SBF-led committee gives recommendations for Budget 2017

The committee has offered suggestions to the government about how to develop globally competitive companies

SBF-led committee gives recommendations for Budget 2017

The Singapore Business Federation-led SME Committee (SMEC) recently submitted its recommendations for Budget 2017 to the government, saying that the government needed to provide “broad-based support to SMEs [and] a third economic growth engine”.

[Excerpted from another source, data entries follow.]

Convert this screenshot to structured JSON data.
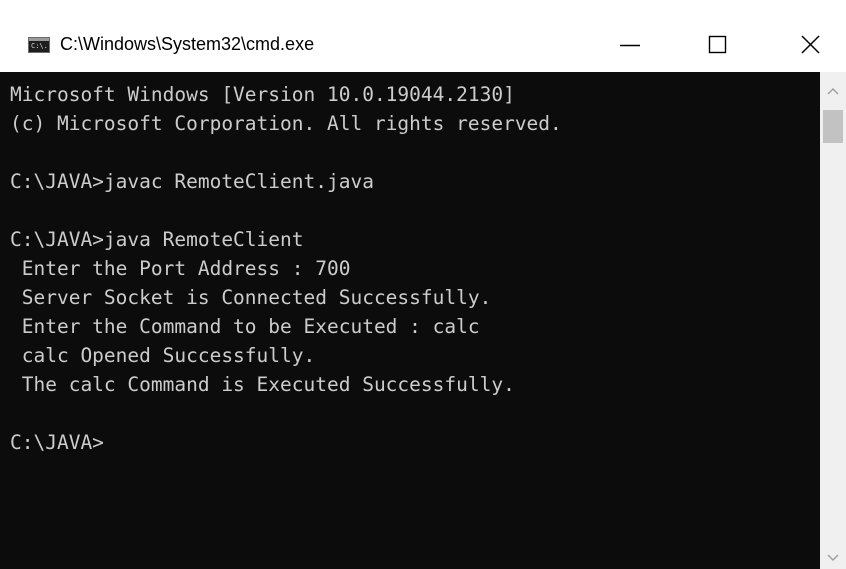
{
  "window": {
    "title": "C:\\Windows\\System32\\cmd.exe",
    "icon_label": "C:\\.",
    "icon": "cmd-icon",
    "controls": {
      "minimize_icon": "minimize-icon",
      "maximize_icon": "maximize-icon",
      "close_icon": "close-icon"
    }
  },
  "console": {
    "lines": [
      "Microsoft Windows [Version 10.0.19044.2130]",
      "(c) Microsoft Corporation. All rights reserved.",
      "",
      "C:\\JAVA>javac RemoteClient.java",
      "",
      "C:\\JAVA>java RemoteClient",
      " Enter the Port Address : 700",
      " Server Socket is Connected Successfully.",
      " Enter the Command to be Executed : calc",
      " calc Opened Successfully.",
      " The calc Command is Executed Successfully.",
      "",
      "C:\\JAVA>"
    ]
  },
  "scrollbar": {
    "up_icon": "chevron-up-icon",
    "down_icon": "chevron-down-icon"
  },
  "colors": {
    "console_background": "#0c0c0c",
    "console_text": "#cccccc",
    "titlebar_background": "#ffffff"
  }
}
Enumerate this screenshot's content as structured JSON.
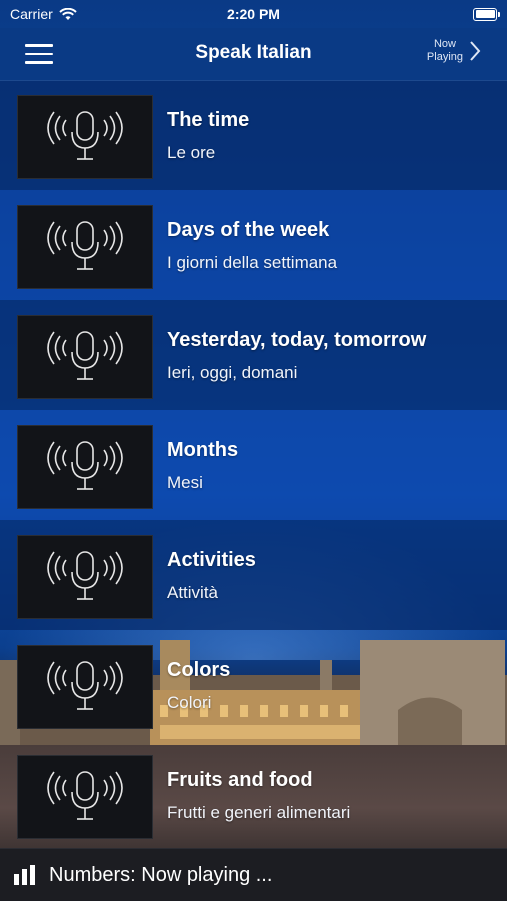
{
  "status_bar": {
    "carrier": "Carrier",
    "time": "2:20 PM"
  },
  "nav": {
    "title": "Speak Italian",
    "now_playing_line1": "Now",
    "now_playing_line2": "Playing"
  },
  "lessons": [
    {
      "title": "The time",
      "subtitle": "Le ore"
    },
    {
      "title": "Days of the week",
      "subtitle": "I giorni della settimana"
    },
    {
      "title": "Yesterday, today, tomorrow",
      "subtitle": "Ieri, oggi, domani"
    },
    {
      "title": "Months",
      "subtitle": "Mesi"
    },
    {
      "title": "Activities",
      "subtitle": "Attività"
    },
    {
      "title": "Colors",
      "subtitle": "Colori"
    },
    {
      "title": "Fruits and food",
      "subtitle": "Frutti e generi alimentari"
    }
  ],
  "player": {
    "text": "Numbers: Now playing ..."
  },
  "icons": {
    "menu": "hamburger-menu-icon",
    "now_playing": "chevron-right-icon",
    "lesson_thumb": "microphone-icon",
    "player": "audio-bars-icon",
    "wifi": "wifi-icon",
    "battery": "battery-icon"
  },
  "colors": {
    "nav_background": "#0a3a85",
    "player_background": "#1c1d22"
  }
}
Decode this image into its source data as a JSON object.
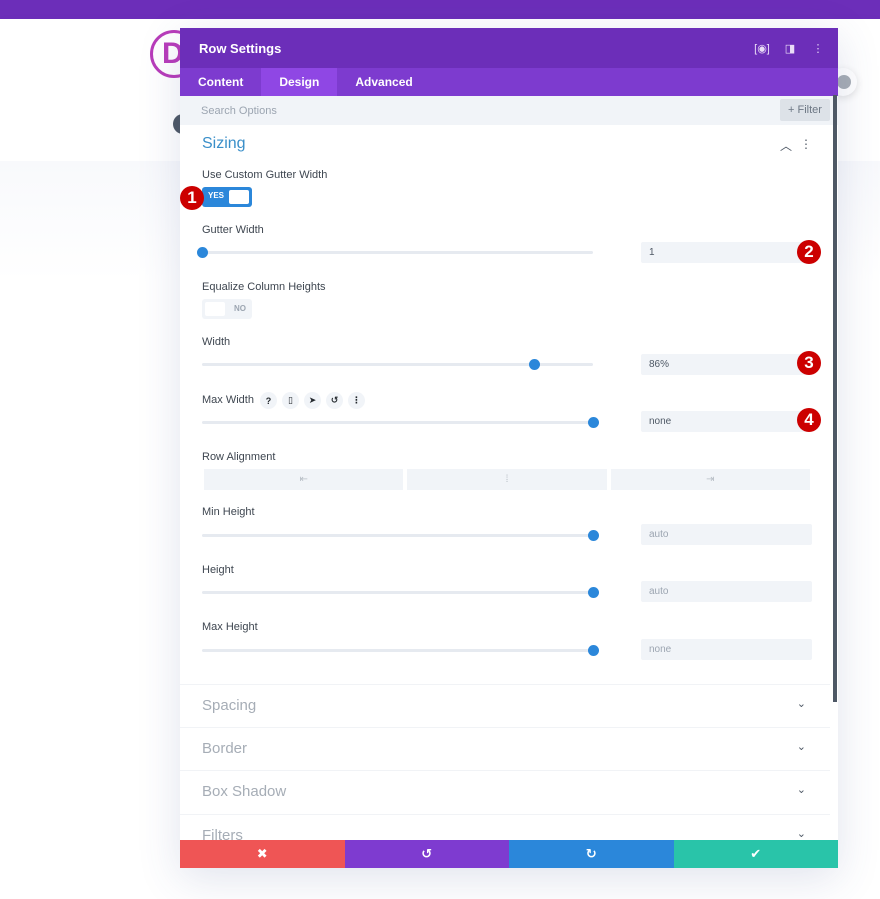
{
  "background": {
    "logo_letter": "D"
  },
  "modal": {
    "title": "Row Settings",
    "header_icons": [
      "fullscreen-icon",
      "split-view-icon",
      "more-options-icon"
    ],
    "tabs": [
      {
        "label": "Content",
        "active": false
      },
      {
        "label": "Design",
        "active": true
      },
      {
        "label": "Advanced",
        "active": false
      }
    ],
    "search": {
      "placeholder": "Search Options",
      "filter_label": "+ Filter"
    },
    "section": {
      "title": "Sizing",
      "expanded": true,
      "fields": {
        "custom_gutter": {
          "label": "Use Custom Gutter Width",
          "value": "YES",
          "on": true,
          "badge": "1"
        },
        "gutter_width": {
          "label": "Gutter Width",
          "value": "1",
          "slider": 0.0,
          "badge": "2"
        },
        "equalize": {
          "label": "Equalize Column Heights",
          "value": "NO",
          "on": false
        },
        "width": {
          "label": "Width",
          "value": "86%",
          "slider": 0.85,
          "badge": "3"
        },
        "max_width": {
          "label": "Max Width",
          "value": "none",
          "slider": 1.0,
          "badge": "4",
          "icons": [
            "help-icon",
            "mobile-icon",
            "cursor-icon",
            "reset-icon",
            "more-options-icon"
          ]
        },
        "row_alignment": {
          "label": "Row Alignment",
          "options": [
            "left-align-icon",
            "center-align-icon",
            "right-align-icon"
          ]
        },
        "min_height": {
          "label": "Min Height",
          "value": "auto",
          "slider": 1.0
        },
        "height": {
          "label": "Height",
          "value": "auto",
          "slider": 1.0
        },
        "max_height": {
          "label": "Max Height",
          "value": "none",
          "slider": 1.0
        }
      }
    },
    "collapsed_sections": [
      "Spacing",
      "Border",
      "Box Shadow",
      "Filters"
    ],
    "footer": {
      "buttons": [
        {
          "name": "cancel",
          "glyph": "✖",
          "color": "#ef5555"
        },
        {
          "name": "undo",
          "glyph": "↺",
          "color": "#7e3bd0"
        },
        {
          "name": "redo",
          "glyph": "↻",
          "color": "#2b87da"
        },
        {
          "name": "save",
          "glyph": "✔",
          "color": "#29c4a9"
        }
      ]
    }
  },
  "colors": {
    "primary_purple": "#6c2eb9",
    "tab_purple": "#7d3bcf",
    "accent_blue": "#2b87da",
    "badge_red": "#cc0000"
  }
}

Some of their recommendations included:

1)    Holding off on any planned increases in Foreign Worker Levy over the next 36 months;
2)    To review and streamline compliance and regulatory-related costs as well as requirements and approving frameworks;
3)    Enhancing the Global Company Partnership programme by allowing SME’s to claim costs for up to five staff, inclusive of staff hired from the new market;
4)    Do not subject Training Employment Passes (TEPs) to qualifying salary and Training Work Permits to foreign worker quota and levies;
5)    Provide 100% financial support for overseas staff deployment in the first year and 70% in subsequent two years when companies go through the overseas market attachment programme;
6)    Include SME leaders such as business owners or executives in funding support for leadership training seminars; and
7)    Enhance the Career Support Programme (CSP) to extend wage supplement support to 18 months from the current 12 months, with the option to include a training bond.

“Immediate operational issues continue to challenge local SMEs’ operations,” said Ho Meng Kit, CEO of SBF. 

“While Singapore’s economy will enter a phase of transformation under the directions set by the Committee of Future Economy, SBF will continue to bring up immediate business issues such as government compliance and regulatory costs, facing our SMEs.”

“Singapore needs to create a new growth engine of globally competitive companies, driven by technology, innovation and entrepreneurial talent, to stay relevant to the global value chain and boost our economy,” added Lawrence Leow, chairman of SMEC. 

“To achieve this, we have to transform into a creative and entrepreneurial nation that can attract foreign entrepreneurial talents and high technology enterprises to settle here, form joint ventures with local enterprises and create new businesses that will help propel our economy."